On the first extra hole, Lovemark got a gift when his approach splashed into a man-made lagoon, then bounced onto the slope of the green. Lovemark chipped to 3 feet and made the putt to stay alive.
"It was crazy," said Lovemark, who called the fluke shot a "skipper."
Lovemark and Fowler, who are seeking PGA Tour cards, each earned $440,000.
Fowler has made $553,700 this season, which gives him special temporary membership because the amount exceeds the 150th spot on the money list last year. That allows him to skip the first stage of Q-school next week and most likely makes him exempt into the final stage. He is the equivalent of 136th on this year's money list, and still has time to reach the top 125 and earn his card without Q-school.
"I knew I was capable of coming out and competing," said the shaggy-haired Fowler, who tied for seventh in Las Vegas last week. "But to finish tied for seventh and then tied for first and then losing a playoff, pretty quick start."
The 20-year-old Fowler turned pro after the Walker Cup last month.

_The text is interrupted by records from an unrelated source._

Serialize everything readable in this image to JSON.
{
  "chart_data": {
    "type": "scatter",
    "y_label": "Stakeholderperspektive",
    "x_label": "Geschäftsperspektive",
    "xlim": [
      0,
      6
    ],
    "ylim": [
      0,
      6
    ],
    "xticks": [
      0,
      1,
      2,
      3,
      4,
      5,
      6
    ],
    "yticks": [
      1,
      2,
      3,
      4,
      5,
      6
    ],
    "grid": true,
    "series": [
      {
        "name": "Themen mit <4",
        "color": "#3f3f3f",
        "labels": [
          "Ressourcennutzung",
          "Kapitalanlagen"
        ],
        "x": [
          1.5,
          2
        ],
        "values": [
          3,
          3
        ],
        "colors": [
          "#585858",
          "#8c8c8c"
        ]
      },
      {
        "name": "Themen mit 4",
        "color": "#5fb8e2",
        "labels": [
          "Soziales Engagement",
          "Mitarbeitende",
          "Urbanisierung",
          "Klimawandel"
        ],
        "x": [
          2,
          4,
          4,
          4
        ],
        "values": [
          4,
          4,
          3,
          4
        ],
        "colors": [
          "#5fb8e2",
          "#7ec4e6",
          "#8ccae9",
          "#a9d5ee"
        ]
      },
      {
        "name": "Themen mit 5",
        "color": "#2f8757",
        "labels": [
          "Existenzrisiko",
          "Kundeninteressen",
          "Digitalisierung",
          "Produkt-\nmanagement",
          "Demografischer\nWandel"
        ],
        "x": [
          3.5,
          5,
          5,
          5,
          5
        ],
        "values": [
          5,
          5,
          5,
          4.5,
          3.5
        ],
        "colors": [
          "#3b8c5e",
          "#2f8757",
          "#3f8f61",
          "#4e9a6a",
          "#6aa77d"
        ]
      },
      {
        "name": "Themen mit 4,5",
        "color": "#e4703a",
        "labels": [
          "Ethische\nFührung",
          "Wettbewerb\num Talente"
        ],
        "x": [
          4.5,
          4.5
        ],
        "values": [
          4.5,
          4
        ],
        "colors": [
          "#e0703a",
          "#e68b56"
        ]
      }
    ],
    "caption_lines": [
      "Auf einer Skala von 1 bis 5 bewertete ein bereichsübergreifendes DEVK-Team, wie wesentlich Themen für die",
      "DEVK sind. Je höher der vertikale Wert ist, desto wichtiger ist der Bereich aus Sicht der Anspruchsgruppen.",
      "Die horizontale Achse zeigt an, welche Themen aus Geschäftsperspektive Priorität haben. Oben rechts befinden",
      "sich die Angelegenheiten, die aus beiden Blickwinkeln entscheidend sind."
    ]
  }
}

Lovemark has earned $453,872 and said he would go to Q-school next week in North Carolina. He needed to finish alone in second to earn enough to be a temporary member. If he were to skip the first stage and take his chances at the Viking Classic next week, he would not be eligible for Q-school the rest of the way.
Fowler and Lovemark had finished their rounds when Matteson faltered on a sun-splashed afternoon in the desert.
After bogeying the 17th, Matteson (68) knocked his approach shot into a bunker on the 18th. He chipped to about 10 feet, then missed the putt to force the playoff.